Trueberry was so improved next morning that I found the children playing in his room. They were a little lad and girl in the toddling age, prettily named Brendan and Mave. I have never seen children so well-bred, so charming to look at and to talk to. The boy had thick brown curls, with a reddish gleam in them, and his mother’s eyes, while the girl had her gold hair, with big eyes, like the leaf of a purple pansy. They lisped, as only angels ought to lisp, and fetched your heart between your eyelashes from very delight and sympathy.

While we played and chattered, and those pretty creatures rolled over Trueberry, the waves of their embroidered skirts entangled in his beard and neck, they like white balls, taking their falls so good-humouredly, and then on the ground, standing like birds to shake out their snowy plumage, the door opened, and Brases smiled upon the threshold.

Trueberry’s pinched expressive face waved pink, and gazing blue went instantly to black. I stood grasping the back of my chair, and saw Brases for the first time not icily aloof, not throned on dead dreams. There was a human flame under her pallor, and her smile had an approachable womanly sweetness. It deepened the grey of her eyes, and lent an ineffable softness to her sad mouth. The curves of the lips pleaded like a child’s for tenderness and unexacting devotion. I could have bent a knee to her in a rush of feeling less lofty than homage, and said: ‘Bid me suffer, dear one, so that you are happy.’ To my surprise, she shook hands with me, in cordial frankness, hoped I was pleased with the condition of my friend, and then bent and took Trueberry’s hand with a very different air. Of course, he was her invalid, and no woman worth the name is ever the same to the sick and the strong. For Brases to look at me like that, and hold my hand with that gentle imperiousness, I, too, should have to be wounded and stretched under her roof on my back.

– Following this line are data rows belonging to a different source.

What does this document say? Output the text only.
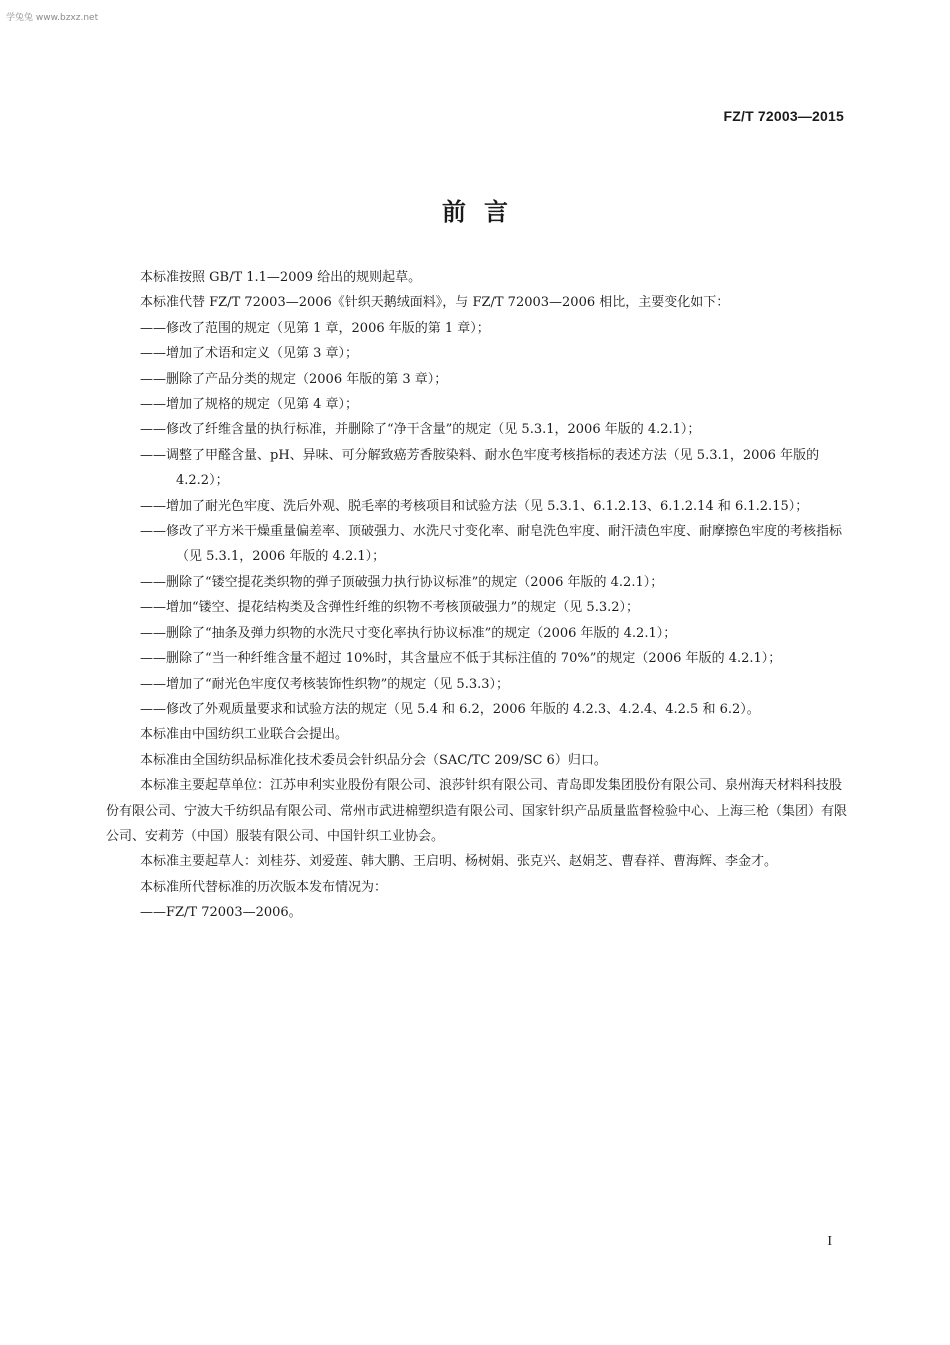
学兔兔 www.bzxz.net
FZ/T 72003—2015
前言

本标准按照 GB/T 1.1—2009 给出的规则起草。

本标准代替 FZ/T 72003—2006《针织天鹅绒面料》，与 FZ/T 72003—2006 相比，主要变化如下：

——修改了范围的规定（见第 1 章，2006 年版的第 1 章）；

——增加了术语和定义（见第 3 章）；

——删除了产品分类的规定（2006 年版的第 3 章）；

——增加了规格的规定（见第 4 章）；

——修改了纤维含量的执行标准，并删除了“净干含量”的规定（见 5.3.1，2006 年版的 4.2.1）；

——调整了甲醛含量、pH、异味、可分解致癌芳香胺染料、耐水色牢度考核指标的表述方法（见 5.3.1，2006 年版的 4.2.2）；

——增加了耐光色牢度、洗后外观、脱毛率的考核项目和试验方法（见 5.3.1、6.1.2.13、6.1.2.14 和 6.1.2.15）；

——修改了平方米干燥重量偏差率、顶破强力、水洗尺寸变化率、耐皂洗色牢度、耐汗渍色牢度、耐摩擦色牢度的考核指标（见 5.3.1，2006 年版的 4.2.1）；

——删除了“镂空提花类织物的弹子顶破强力执行协议标准”的规定（2006 年版的 4.2.1）；

——增加“镂空、提花结构类及含弹性纤维的织物不考核顶破强力”的规定（见 5.3.2）；

——删除了“抽条及弹力织物的水洗尺寸变化率执行协议标准”的规定（2006 年版的 4.2.1）；

——删除了“当一种纤维含量不超过 10%时，其含量应不低于其标注值的 70%”的规定（2006 年版的 4.2.1）；

——增加了“耐光色牢度仅考核装饰性织物”的规定（见 5.3.3）；

——修改了外观质量要求和试验方法的规定（见 5.4 和 6.2，2006 年版的 4.2.3、4.2.4、4.2.5 和 6.2）。

本标准由中国纺织工业联合会提出。

本标准由全国纺织品标准化技术委员会针织品分会（SAC/TC 209/SC 6）归口。

本标准主要起草单位：江苏申利实业股份有限公司、浪莎针织有限公司、青岛即发集团股份有限公司、泉州海天材料科技股份有限公司、宁波大千纺织品有限公司、常州市武进棉塑织造有限公司、国家针织产品质量监督检验中心、上海三枪（集团）有限公司、安莉芳（中国）服装有限公司、中国针织工业协会。

本标准主要起草人：刘桂芬、刘爱莲、韩大鹏、王启明、杨树娟、张克兴、赵娟芝、曹春祥、曹海辉、李金才。

本标准所代替标准的历次版本发布情况为：

——FZ/T 72003—2006。

I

She had no Irish fluency, and her speech was curiously strained and elaborated, without, however, any obvious affectation. The words came deliberately, and yet with a fearless reticence. It was repression, not secrecy. Life with her was a tale of baffled personal hopes, of unmeasured pain, of nature overcome, of lower impulses proudly unrecognised, of cold allegiance to duty, and the unfathomable tenderness of maternity. Her children, as she told us, with their little arms about her neck, were her one joy.

‘I fear I spoil them,’ she added; ‘but I strive to make them think of others, while they, alas! so well know that I only think of them.’

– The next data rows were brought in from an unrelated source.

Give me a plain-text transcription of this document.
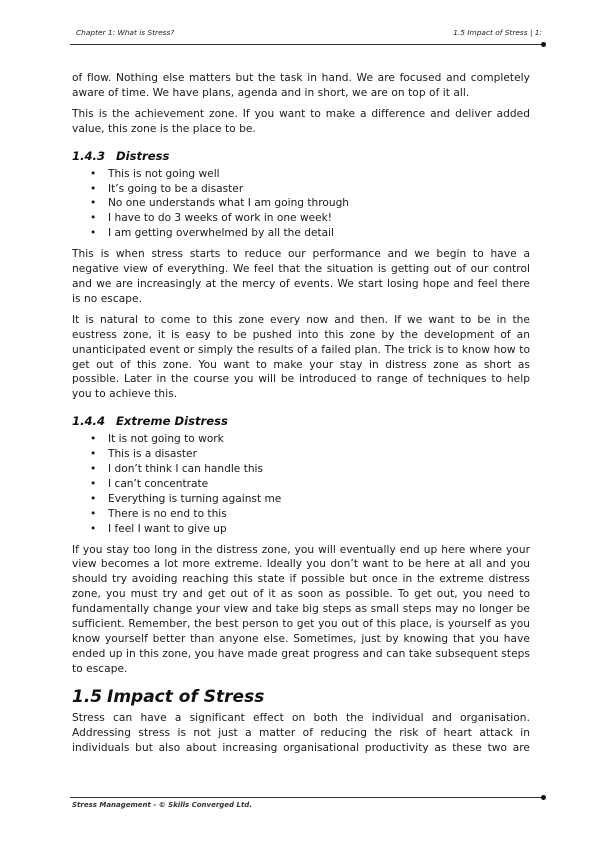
Chapter 1: What is Stress?	1.5 Impact of Stress | 1:

of flow. Nothing else matters but the task in hand. We are focused and completely aware of time. We have plans, agenda and in short, we are on top of it all.

This is the achievement zone. If you want to make a difference and deliver added value, this zone is the place to be.

1.4.3 Distress
• This is not going well
• It’s going to be a disaster
• No one understands what I am going through
• I have to do 3 weeks of work in one week!
• I am getting overwhelmed by all the detail

This is when stress starts to reduce our performance and we begin to have a negative view of everything. We feel that the situation is getting out of our control and we are increasingly at the mercy of events. We start losing hope and feel there is no escape.

It is natural to come to this zone every now and then. If we want to be in the eustress zone, it is easy to be pushed into this zone by the development of an unanticipated event or simply the results of a failed plan. The trick is to know how to get out of this zone. You want to make your stay in distress zone as short as possible. Later in the course you will be introduced to range of techniques to help you to achieve this.

1.4.4 Extreme Distress
• It is not going to work
• This is a disaster
• I don’t think I can handle this
• I can’t concentrate
• Everything is turning against me
• There is no end to this
• I feel I want to give up

If you stay too long in the distress zone, you will eventually end up here where your view becomes a lot more extreme. Ideally you don’t want to be here at all and you should try avoiding reaching this state if possible but once in the extreme distress zone, you must try and get out of it as soon as possible. To get out, you need to fundamentally change your view and take big steps as small steps may no longer be sufficient. Remember, the best person to get you out of this place, is yourself as you know yourself better than anyone else. Sometimes, just by knowing that you have ended up in this zone, you have made great progress and can take subsequent steps to escape.

1.5 Impact of Stress

Stress can have a significant effect on both the individual and organisation. Addressing stress is not just a matter of reducing the risk of heart attack in individuals but also about increasing organisational productivity as these two are

Stress Management - © Skills Converged Ltd.
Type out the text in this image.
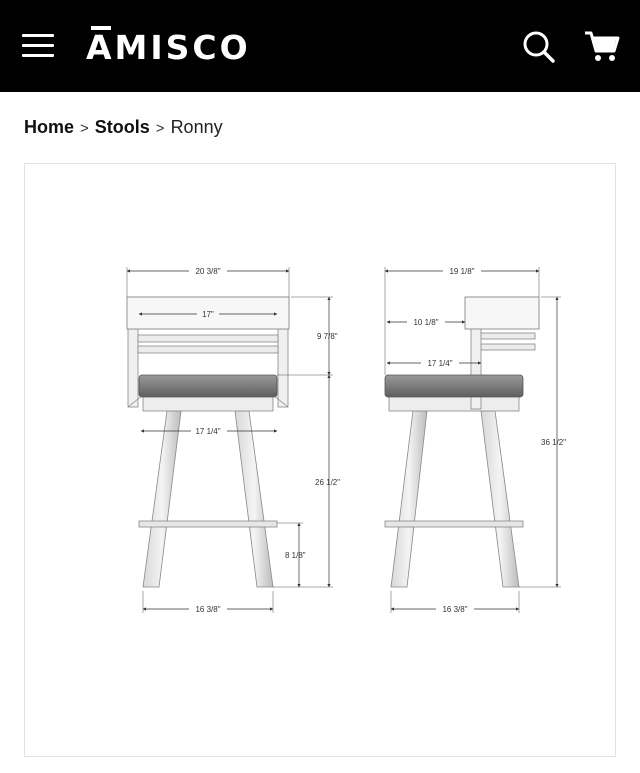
AMISCO
Home > Stools > Ronny
20 3/8"
17"
17 1/4"
16 3/8"
9 7/8"
26 1/2"
8 1/8"
19 1/8"
10 1/8"
17 1/4"
16 3/8"
36 1/2"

Mave, I was glad to see, was the mother’s favourite. At all times I like a woman to love her girls best; the preference breathes in my esteem, so essentially of distinction and lovableness. But æsthetic gratification here was sharpened by the fact that Mave’s father had never seen her. To me Mave was all her mother’s child, for which reason, during my visits, I never failed to coax her on my knee, where she would sit at first in a stiffened attitude of good behaviour, until she got used to my dark, foreign face, and gleefully ran to greet me. While she nestled and gurgled in my arms, lisping her excited speech, Trueberry and Brendan chanted nursery rhymes, taught each other surprising verses, and told one another fairy tales.

It was the day Trueberry first got up that conjecture stabbed me with the jealous knife of certainty. Despair closed round me like a physical grasp, and I toppled rudely over my airy ideal of renunciation and self-effacement. I had dwelt with such soothing vanity of spirit on my gracious bending to the happiness of my sovereign lady and my friend, and when I saw them then exchange a long, grave, shining gaze of full confession, and noted the enchanting air of command with which she waved him back to his chair, when he stood to greet her, the deeps of nature burst their barriers.

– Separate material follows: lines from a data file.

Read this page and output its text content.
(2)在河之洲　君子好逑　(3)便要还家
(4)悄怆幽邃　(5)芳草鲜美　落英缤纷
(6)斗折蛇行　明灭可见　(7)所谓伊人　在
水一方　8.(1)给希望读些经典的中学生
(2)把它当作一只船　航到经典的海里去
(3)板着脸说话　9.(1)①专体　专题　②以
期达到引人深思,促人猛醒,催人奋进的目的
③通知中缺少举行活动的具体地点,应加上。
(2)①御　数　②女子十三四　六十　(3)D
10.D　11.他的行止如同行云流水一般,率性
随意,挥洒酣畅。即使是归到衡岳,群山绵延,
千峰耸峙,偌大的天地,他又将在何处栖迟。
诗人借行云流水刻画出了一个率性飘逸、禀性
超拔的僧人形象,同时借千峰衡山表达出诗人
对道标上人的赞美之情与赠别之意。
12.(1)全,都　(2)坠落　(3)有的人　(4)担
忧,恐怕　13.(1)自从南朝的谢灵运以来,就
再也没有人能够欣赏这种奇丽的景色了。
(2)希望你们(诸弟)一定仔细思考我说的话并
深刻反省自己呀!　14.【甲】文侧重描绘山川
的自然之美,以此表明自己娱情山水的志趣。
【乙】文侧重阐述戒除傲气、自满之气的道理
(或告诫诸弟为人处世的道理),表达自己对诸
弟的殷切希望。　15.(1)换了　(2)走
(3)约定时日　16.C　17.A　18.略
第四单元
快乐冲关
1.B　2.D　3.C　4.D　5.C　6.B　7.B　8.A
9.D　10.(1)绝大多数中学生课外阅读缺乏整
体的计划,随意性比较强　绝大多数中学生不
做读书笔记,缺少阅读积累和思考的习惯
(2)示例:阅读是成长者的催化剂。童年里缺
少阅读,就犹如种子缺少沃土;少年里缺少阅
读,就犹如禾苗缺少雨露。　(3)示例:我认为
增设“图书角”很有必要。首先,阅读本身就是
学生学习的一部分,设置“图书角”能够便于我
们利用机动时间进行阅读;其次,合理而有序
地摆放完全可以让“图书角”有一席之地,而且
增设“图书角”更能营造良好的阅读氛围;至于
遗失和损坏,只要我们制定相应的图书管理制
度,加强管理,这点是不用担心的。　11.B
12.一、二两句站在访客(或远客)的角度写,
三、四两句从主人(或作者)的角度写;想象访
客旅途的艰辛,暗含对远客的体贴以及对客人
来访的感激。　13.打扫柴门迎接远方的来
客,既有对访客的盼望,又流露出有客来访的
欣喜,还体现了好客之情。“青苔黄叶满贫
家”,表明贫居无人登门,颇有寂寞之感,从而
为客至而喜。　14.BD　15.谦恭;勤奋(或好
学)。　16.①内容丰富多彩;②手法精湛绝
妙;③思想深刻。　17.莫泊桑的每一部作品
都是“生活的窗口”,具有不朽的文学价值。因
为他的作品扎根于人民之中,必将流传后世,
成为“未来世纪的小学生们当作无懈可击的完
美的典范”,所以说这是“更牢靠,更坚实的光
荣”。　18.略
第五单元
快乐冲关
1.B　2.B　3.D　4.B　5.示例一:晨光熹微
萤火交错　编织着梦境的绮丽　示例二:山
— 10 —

Unstrung and irritable from the strain of my false position, I walked rapidly up to the cottage, asking myself whether I should go or stay, and unable to decide which would cost me more. My host was smoking a pipe outside, in placid contemplation of a patch of potatoes. He directed secretive eyeshot sideways on me in sharp inquiry, then bent his glance again upon the green leaves, and meditatively kicked away a stone.

‘’Tisn’t good for a young man of your years, sir, to lead this sort of life,’ he said. ‘Foreign cities are gay places, I’ve heard tell. ’Tis among them you ought to be. The moors, and the rocks, and the sea, the praties I plant and eat, and the salmon I catch, satisfy the likes of me, but I’m thinking, sir, ’tis poor work for you, counting the stars be night, and crying for the moon be day.’

‘A man might be worse employed than watching the stars,’ I replied, ignoring his rebuke.